Der gut aussehende Mann höchst persönlich riss mich aus meinen Überlegungen. Er servierte uns fünf die Cocktails mit einem angedeuteten Grinsen und kassierte von uns. Wir musterten ihn alle unverhohlen und warfen uns beredte Seitenblicke zu. Vergeben waren wir zwar schon, das stimmte, aber das hieß ja nicht, dass wir blind durch die Welt gehen mussten. Ich schlürfte meinem Sex on the Beach und starrte im schummrigen Licht geradeaus vor mich hin, als ich doch tatsächlich hörte, wie sich Cora, eine von uns, an den Kellner wandte. Sag, woher hast du denn deine Narben? Wir fragen uns das schon die ganze Zeit! Der Mann nickte und deutete uns, dass er zuerst zu den Nebentischen musste, abservieren. Aber nach etwa zehn Minuten stand er wieder da, er hatte nicht vergessen auf Cora und ihre Frage. Er schmunzelte breit und strich wie zufällig mit dem Zeigefinger über die Narbe.
Ich werde immer wieder darauf angesprochen, meinte er schließlich. passiert ist das Ganze vor gut zwei Jahren. Ihr werdet ja wissen, dass leider die letzte Zeit immer wieder randaliert wird in der Linzer Altstadt. Und vor gut zwei Jahren gab es hier mal eine Messerstecherei in der Bar. Ein betrunkener Mann begann zu schreien und mit einem Bekannten zu raufen. Als ich hinlief, um die beiden Streithähne zu trennen, zückte er plötzlich sein Messer. Er erwischte mich zweimal, das eine Mal hier an der Wange und das andere hier, unter der Nase Er zuckte die Achseln. Ich hatte Glück, Mädels, wisst ihr, großes Glück. Hier – er deutete auf die Wange – hier hat er das Auge ganz knapp verfehlt. Das wäre wirklich schlimm gewesen, denn mit einem verletzten Auge könnte ich wohl meinen Beruf nicht mehr ausüben
Wir bestaunten den Mann mit großen Augen. Das klang ja richtig abenteuerlich, was er uns da erzählte. Natürlich hatten auch wir immer wieder von Übergriffen in der Altstadt gelesen und gehört, da von gröberen Streitereien und dort von einem Polizeieinsatz. Aber persönlich betroffen gewesen war ich selber bis jetzt nicht und ich hatte auch nie etwas Derartiges mitbekommen. Schließlich luden wir den Kellner, Tom hieß er, noch auf ein Getränk ein und der genoss unsere Bewunderung unverhohlen. Löwe, Aszendent Skorpion ließ er uns noch einen Blick in seine Sterne werfen. Interessant, befand ich für mich, sehr interessant, ungewöhnlich, Feuer gegen Wasser Gegen zwei Uhr früh brachen wir schließlich auf, ich rief mir ein Taxi und fuhr heim. Ali saß noch vor dem Fernsehgerät. Er begrüßte mich schmunzelnd Ich weiß nicht mehr wie ich im Bett gelandet bin.

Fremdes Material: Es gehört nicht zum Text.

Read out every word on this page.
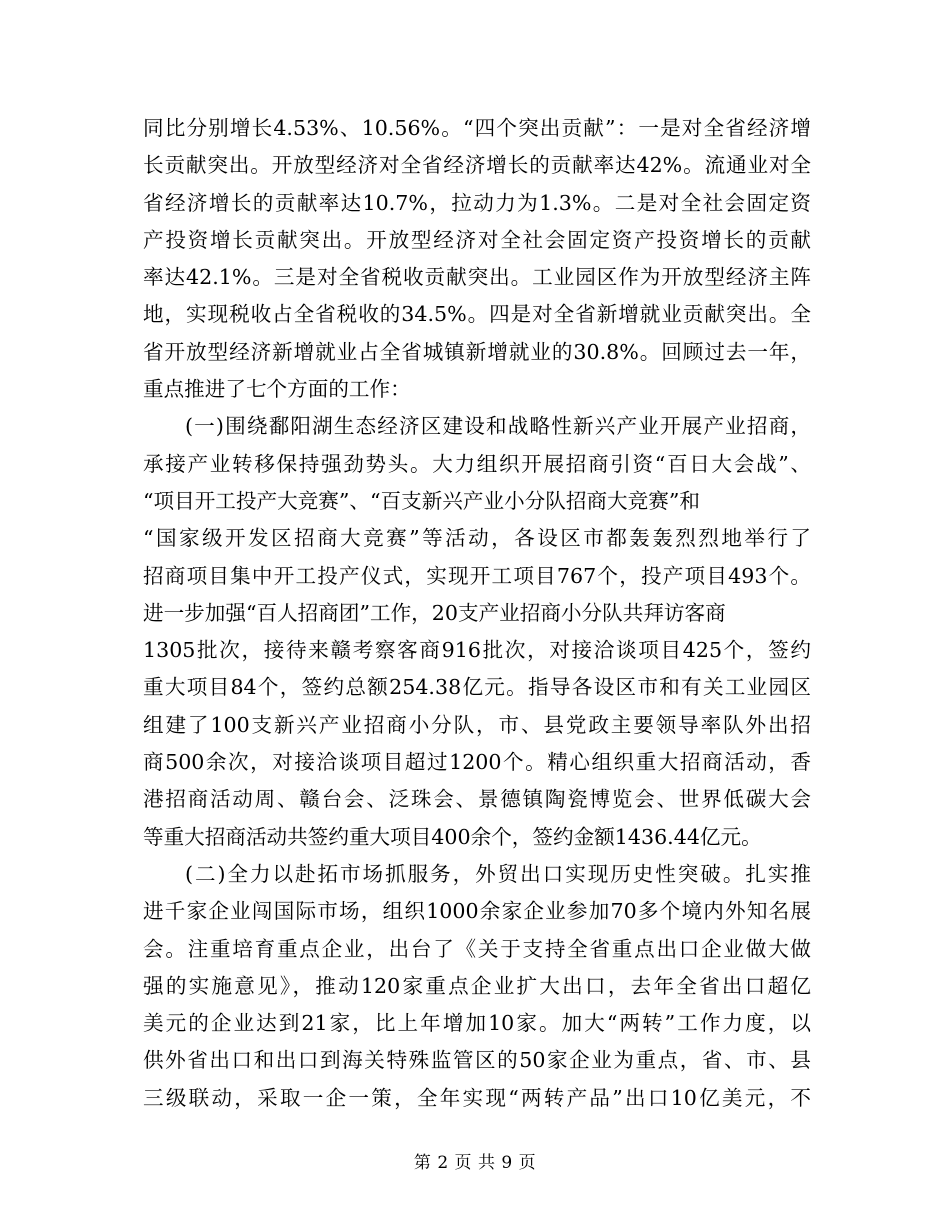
同比分别增长4.53%、10.56%。“四个突出贡献”：一是对全省经济增
长贡献突出。开放型经济对全省经济增长的贡献率达42%。流通业对全
省经济增长的贡献率达10.7%，拉动力为1.3%。二是对全社会固定资
产投资增长贡献突出。开放型经济对全社会固定资产投资增长的贡献
率达42.1%。三是对全省税收贡献突出。工业园区作为开放型经济主阵
地，实现税收占全省税收的34.5%。四是对全省新增就业贡献突出。全
省开放型经济新增就业占全省城镇新增就业的30.8%。回顾过去一年，
重点推进了七个方面的工作：
(一)围绕鄱阳湖生态经济区建设和战略性新兴产业开展产业招商，
承接产业转移保持强劲势头。大力组织开展招商引资“百日大会战”、
“项目开工投产大竞赛”、“百支新兴产业小分队招商大竞赛”和
“国家级开发区招商大竞赛”等活动，各设区市都轰轰烈烈地举行了
招商项目集中开工投产仪式，实现开工项目767个，投产项目493个。
进一步加强“百人招商团”工作，20支产业招商小分队共拜访客商
1305批次，接待来赣考察客商916批次，对接洽谈项目425个，签约
重大项目84个，签约总额254.38亿元。指导各设区市和有关工业园区
组建了100支新兴产业招商小分队，市、县党政主要领导率队外出招
商500余次，对接洽谈项目超过1200个。精心组织重大招商活动，香
港招商活动周、赣台会、泛珠会、景德镇陶瓷博览会、世界低碳大会
等重大招商活动共签约重大项目400余个，签约金额1436.44亿元。
(二)全力以赴拓市场抓服务，外贸出口实现历史性突破。扎实推
进千家企业闯国际市场，组织1000余家企业参加70多个境内外知名展
会。注重培育重点企业，出台了《关于支持全省重点出口企业做大做
强的实施意见》，推动120家重点企业扩大出口，去年全省出口超亿
美元的企业达到21家，比上年增加10家。加大“两转”工作力度，以
供外省出口和出口到海关特殊监管区的50家企业为重点，省、市、县
三级联动，采取一企一策，全年实现“两转产品”出口10亿美元，不
第 2 页 共 9 页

Am nächsten Morgen stand ich spät auf. Ja, ich wurde alt, nächtens herumzuziehen war nicht mehr ganz so meine Sache, oder besser gesagt: ich bevorzugte zeitliche Limits. Ali hatte schon Kaffee gemacht und zeigte mir freudestrahlend eine Wetterseite im Web! Kroatien hatte noch immer mehr als angenehme Temperaturen, und dort wollten wir ja auch nach einigem hin unsere verspätete Hochzeitsreise verbringen. Mein Körper schrie aber laut nach Koffein, Kroatien war noch so weit weg Ich biss vom Kipferl ab und füllte den Tank wieder auf. Wo wart ihr denn gestern? Albert setzte sich wieder zu mir, stützte die Ellbogen auf den Tisch und musterte mich mit unverhohlener Neugier. Ich musste schmunzeln, als ich ihn begutachtete, so wie er dasaß. Sollte ich ihn zappeln lassen?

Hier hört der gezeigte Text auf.